Dubai South is the least comparable on median price because the closed market was heavily weighted toward smaller units. On per-sqm terms, live asking averaged about AED 16,083/sqm, below the DLD average of AED 18,139/sqm in the same settled window. That is the more useful read there.
Yield
Area-level apartment yield benchmarks, not building-specific. Confidence is based on transaction sample depth in the benchmark set.

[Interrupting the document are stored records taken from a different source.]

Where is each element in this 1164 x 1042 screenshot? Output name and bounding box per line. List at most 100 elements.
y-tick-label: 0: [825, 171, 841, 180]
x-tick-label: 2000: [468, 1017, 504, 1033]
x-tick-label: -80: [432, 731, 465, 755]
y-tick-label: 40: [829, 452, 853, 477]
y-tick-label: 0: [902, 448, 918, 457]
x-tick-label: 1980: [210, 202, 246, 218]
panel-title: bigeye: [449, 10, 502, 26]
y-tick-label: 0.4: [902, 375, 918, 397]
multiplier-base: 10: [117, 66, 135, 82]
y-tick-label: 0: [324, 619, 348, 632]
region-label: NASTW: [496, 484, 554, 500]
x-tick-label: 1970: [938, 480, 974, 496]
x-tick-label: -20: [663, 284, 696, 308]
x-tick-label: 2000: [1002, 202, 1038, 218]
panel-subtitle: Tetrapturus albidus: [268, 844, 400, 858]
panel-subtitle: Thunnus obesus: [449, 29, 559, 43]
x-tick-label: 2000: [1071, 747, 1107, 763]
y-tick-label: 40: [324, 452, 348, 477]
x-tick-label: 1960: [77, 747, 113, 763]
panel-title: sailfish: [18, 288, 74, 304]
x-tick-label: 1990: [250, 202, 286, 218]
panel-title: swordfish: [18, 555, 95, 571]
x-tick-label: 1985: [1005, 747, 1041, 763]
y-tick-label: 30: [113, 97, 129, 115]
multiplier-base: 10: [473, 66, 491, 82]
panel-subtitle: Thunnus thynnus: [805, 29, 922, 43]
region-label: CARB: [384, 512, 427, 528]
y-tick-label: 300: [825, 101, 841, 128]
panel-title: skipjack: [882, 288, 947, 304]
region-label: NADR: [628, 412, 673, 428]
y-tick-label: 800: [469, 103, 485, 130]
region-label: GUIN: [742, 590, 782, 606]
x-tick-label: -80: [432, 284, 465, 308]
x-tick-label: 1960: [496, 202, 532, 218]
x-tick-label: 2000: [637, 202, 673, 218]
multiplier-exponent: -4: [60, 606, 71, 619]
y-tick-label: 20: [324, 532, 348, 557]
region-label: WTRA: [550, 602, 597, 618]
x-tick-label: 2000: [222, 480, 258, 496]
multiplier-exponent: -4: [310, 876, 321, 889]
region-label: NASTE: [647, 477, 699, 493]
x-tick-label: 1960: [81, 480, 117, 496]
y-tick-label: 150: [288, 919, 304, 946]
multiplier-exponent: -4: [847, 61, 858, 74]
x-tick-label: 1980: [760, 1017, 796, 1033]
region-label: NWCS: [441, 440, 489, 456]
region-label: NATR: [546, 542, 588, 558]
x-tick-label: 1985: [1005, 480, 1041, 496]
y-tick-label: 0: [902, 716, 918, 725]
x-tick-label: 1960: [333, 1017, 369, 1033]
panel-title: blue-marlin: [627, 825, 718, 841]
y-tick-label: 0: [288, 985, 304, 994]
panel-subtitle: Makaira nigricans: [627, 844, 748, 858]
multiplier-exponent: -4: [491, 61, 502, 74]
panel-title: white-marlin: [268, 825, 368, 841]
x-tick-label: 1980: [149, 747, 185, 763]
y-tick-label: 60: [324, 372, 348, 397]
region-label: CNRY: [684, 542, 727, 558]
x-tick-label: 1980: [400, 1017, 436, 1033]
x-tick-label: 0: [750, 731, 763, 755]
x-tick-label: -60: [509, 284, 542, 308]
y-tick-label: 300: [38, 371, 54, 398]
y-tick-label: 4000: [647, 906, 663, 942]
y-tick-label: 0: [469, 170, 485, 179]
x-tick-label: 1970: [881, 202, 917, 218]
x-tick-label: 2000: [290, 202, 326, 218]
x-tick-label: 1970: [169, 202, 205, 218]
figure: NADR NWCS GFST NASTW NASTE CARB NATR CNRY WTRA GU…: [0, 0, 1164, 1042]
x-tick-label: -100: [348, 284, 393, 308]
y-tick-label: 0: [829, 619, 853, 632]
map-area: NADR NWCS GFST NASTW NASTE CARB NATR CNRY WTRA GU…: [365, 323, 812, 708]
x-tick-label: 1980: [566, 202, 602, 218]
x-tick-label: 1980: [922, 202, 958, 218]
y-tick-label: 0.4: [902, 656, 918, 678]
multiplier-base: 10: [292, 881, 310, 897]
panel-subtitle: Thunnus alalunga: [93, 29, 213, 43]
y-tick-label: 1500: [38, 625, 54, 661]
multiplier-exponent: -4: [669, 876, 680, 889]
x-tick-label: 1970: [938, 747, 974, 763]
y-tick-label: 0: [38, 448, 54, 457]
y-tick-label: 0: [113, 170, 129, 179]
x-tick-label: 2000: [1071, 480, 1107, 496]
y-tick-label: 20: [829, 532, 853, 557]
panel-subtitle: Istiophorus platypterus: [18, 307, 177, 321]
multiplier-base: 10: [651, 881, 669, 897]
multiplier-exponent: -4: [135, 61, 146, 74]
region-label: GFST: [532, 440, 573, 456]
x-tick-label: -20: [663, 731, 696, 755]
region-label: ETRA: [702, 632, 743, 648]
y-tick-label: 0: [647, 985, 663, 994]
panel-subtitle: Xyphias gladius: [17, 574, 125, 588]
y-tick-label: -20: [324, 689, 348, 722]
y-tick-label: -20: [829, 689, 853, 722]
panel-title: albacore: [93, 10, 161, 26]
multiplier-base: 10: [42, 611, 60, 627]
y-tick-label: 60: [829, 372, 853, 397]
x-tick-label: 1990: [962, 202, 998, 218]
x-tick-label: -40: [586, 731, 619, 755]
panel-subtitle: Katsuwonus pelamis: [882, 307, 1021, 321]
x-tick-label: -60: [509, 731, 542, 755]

| Area | Market yield | Conservative / optimistic range | Benchmark sample | Confidence | Read |
|---|---|---|---|---|---|
| Dubai South | 8.05% | 7.14% / 8.99% | 747 | High | Strongest screened yield |
| JVT | 7.66% | 5.51% / 10.74% | 1,529 | High | High yield, wider upside band |
| JVC | 6.76% | 5.10% / 8.81% | 2,890 | High | Liquid, still above core-market yield |
| Arjan | 6.64% | 5.30% / 8.24% | 370 | High | Good yield, but smaller sample |
| Business Bay | 6.35% | 4.61% / 8.70% | 3,379 | High | Better liquidity than yield purity |
| Dubai Marina | 6.04% | 2.98% / 13.14% | 1,203 | Moderate | Wide range; building selection matters |
| Dubai Hills Estate | 6.00% | 4.54% / 7.80% | 1,258 | High | Lower yield, stronger end-user profile |
| Downtown Dubai | 5.70% | 4.21% / 7.62% | 491 | High | Core location, lower income return |
The yield table is blunt: Dubai South, JVT and JVC screen best on income. Downtown Dubai and Dubai Hills are not bad assets; they are lower-yield assets. Different job.
Pattern, not blip
Quarterly secondary data still points to higher per-sqm pricing than early 2025, but softer liquidity in 2026. Average AED/sqm rose from AED 19,266 in 2025 Q1 to AED 20,550 in 2025 Q4 and AED 20,961 in 2026 Q1, before easing to AED 20,031 in 2026 Q2. The price level is not broken. The buyer has become more selective.
Caveats
- All transacted figures are DLD registrations for the fixed settled window ending 2026-06-28. The newest fortnight is deliberately excluded because registrations are incomplete.
- Prior-four-week volume comparisons are distorted by Eid timing and delayed registrations. Pricing reads are cleaner than volume reads.
- Asking data is live listing stock on 2026-07-11. It measures seller and landlord expectations, not achieved prices.
- Area medians are not unit-matched. Asking-versus-transacted gaps are negotiation signals, not valuation quotes for a specific apartment or villa.